The most honest way to use recognition proxies is to observe them directionally over a long period and compare them to other signals. If direct traffic is increasing, branded search volume (visible in Google Search Console) is also increasing, and the returning user engagement rate is also showing an upward trend, then that convergence makes sense.
Any criterion taken alone is a hypothesis. Several moving together are closer to proof.
Practical Tips Before You Build
A few things worth knowing before you start:
- GA4 generally needs 24-48 hours to fully process event data. If you’re pulling a report too close to the current date, you may be looking at incomplete numbers. For recognition proxy analysis, this matters less than it does for real-time campaign monitoring, but it’s still worth factoring in when you’re setting your date range.
- Data retention in GA4 defaults to two months. To get the most out of exploration reports, especially for trend analysis over a 90-day or longer window, you’ll want to extend this to 14 months in your property settings. This is one of those configuration decisions that’s easy to overlook and painful to discover too late.

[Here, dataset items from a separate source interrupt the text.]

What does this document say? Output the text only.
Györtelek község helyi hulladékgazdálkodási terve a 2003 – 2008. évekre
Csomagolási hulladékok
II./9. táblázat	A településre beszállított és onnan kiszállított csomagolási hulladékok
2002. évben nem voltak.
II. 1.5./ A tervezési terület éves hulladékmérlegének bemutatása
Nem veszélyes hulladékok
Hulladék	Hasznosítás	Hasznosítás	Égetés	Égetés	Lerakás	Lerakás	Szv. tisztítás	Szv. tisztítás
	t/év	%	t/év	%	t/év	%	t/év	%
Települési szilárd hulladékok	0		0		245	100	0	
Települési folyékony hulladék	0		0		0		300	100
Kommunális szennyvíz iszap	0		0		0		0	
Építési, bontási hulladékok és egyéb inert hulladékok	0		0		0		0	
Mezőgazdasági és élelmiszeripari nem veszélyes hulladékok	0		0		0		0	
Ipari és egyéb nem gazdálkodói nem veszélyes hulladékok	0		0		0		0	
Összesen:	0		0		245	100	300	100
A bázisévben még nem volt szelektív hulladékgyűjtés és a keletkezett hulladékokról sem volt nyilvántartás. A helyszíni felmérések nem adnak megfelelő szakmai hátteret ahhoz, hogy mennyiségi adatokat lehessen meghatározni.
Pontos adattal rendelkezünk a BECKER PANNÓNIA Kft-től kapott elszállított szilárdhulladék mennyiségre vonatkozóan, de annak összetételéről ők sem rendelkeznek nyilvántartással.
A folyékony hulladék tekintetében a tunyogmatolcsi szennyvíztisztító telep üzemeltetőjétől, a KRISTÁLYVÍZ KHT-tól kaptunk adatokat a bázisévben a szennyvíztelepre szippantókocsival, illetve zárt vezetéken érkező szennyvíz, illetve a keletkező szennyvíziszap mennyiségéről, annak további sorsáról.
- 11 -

- Explorations are not retroactive when it comes to new event tracking. If you decide to start tracking a new recognition proxy, like a specific branded content engagement event, you’ll only have data from the point you set it up. The sooner you build the report and confirm the tracking is working, the sooner you start accumulating the data you need.
- Building a GA4 Exploration report for recognition proxies should not mean getting a precise number that says “this is how much brand awareness you have.” That number doesn’t exist in any analytics platform. What you’re building instead is a directional view of behavioral signals that correlate with familiarity, tracked consistently enough over time to become meaningful.
The signals are there. You just have to know how to read them together.